As for the major banks, they’re now all above 2% on typical conventional 5-year fixed terms. Even the most openly competitive big bank channel, Scotia’s eHOME, is at 2.03%.
As mentioned above, habitual rate leader HSBC lifted a bunch of special fixed rates on Monday. Among them:
5yr (high-ratio): 1.69% to 1.89%
5yr (“switch”): 1.84% to 2.04%
5yr (uninsured): 1.89% to 2.09%
10yr: 2.64% to 2.74%
With HSBC’s rate bump, the fixed-variable spread widened further based on the best widely available rates. The lowest 5-year fixed rate nationwide is now 50-60+ bps above the lowest comparable variable rate, depending on loan-to-value. So long as fixed-5s stay under 2%, we don’t see consumers making a significant shift towards variable rates.
The Risk to Watch
The modest difference between fixed and variable rates doesn’t provide much incentive to float your mortgage.
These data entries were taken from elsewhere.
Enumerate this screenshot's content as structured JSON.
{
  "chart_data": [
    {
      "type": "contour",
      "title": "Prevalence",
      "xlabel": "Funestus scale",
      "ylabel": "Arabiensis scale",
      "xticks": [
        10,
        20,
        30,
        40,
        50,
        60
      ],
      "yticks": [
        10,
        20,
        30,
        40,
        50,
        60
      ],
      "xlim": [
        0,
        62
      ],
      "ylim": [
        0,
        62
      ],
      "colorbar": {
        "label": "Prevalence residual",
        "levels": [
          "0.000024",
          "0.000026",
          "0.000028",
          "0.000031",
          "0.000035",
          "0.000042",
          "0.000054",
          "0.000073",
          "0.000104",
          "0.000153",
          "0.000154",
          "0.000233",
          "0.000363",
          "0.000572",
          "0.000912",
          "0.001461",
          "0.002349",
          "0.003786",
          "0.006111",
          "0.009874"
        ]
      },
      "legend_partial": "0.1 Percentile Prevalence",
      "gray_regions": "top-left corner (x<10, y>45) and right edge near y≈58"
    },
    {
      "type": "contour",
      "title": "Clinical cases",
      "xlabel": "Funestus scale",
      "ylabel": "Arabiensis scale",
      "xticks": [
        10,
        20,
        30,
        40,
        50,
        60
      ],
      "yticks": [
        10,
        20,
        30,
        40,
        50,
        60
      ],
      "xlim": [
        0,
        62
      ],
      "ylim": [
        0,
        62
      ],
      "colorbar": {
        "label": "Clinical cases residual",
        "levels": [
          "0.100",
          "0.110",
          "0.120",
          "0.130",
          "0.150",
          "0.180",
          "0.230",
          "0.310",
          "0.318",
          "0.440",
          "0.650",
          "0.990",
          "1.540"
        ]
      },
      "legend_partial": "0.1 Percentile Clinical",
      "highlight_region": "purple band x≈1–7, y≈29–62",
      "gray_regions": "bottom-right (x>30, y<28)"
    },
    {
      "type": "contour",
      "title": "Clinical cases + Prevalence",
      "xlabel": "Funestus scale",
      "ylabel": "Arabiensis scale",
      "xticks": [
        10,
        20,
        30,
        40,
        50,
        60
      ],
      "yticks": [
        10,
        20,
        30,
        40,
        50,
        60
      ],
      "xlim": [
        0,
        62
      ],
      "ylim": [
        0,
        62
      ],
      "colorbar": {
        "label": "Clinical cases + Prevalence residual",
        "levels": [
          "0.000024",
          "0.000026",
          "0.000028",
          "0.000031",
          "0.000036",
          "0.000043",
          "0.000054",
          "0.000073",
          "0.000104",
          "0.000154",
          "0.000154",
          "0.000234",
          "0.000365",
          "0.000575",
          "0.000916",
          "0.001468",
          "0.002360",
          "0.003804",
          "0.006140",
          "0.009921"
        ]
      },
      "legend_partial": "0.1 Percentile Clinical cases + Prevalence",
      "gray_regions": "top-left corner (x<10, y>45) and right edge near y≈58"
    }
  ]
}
And that may be a good thing. As Capital Economics wrote on Monday, inflation is coming. And “akey risk…is that the period of high inflation becomes self-sustaining.” That would fuel higher rates and strain budgets for tens of thousands of variable-rate mortgagors.
“One way that could happen is through stronger wage growth,” says Capital Economics. “That might seem hard to imagine when the unemployment rate is still more than 8%, but that labour market weakness is concentrated in a handful of service sectors. In many other sectors, employment is already either close to or above its pre-pandemic level.”
Latest Rate Hike Projections
“Currently, [the] BoC terminal [overnight rate] is expected at 2.25% by the end of 2025 versus the Fed at sub-2.0%,” says CIBC Capital Markets. The market is currently pricing in two hikes in 2022, three hikes in 2023 and two hikes in 2024 and one hike in 2025.
That’s a noticeably faster pace than the market is pricing in for Fed hikes. If things played out accordingly, that 200 bps of BoC rate increases would put us 50 bps above the peak in the last rate cycle.
Of course, market-based rate projections have huge margins of error. A third wave of COVID could push timetables back, for example. So don’t get too hung up on the actual timing and magnitude. Mortgage shoppers should instead focus on the fact that rate increases are likely to arrive within a few years — and bake at least 75-150+ bps of hikes into their budgets.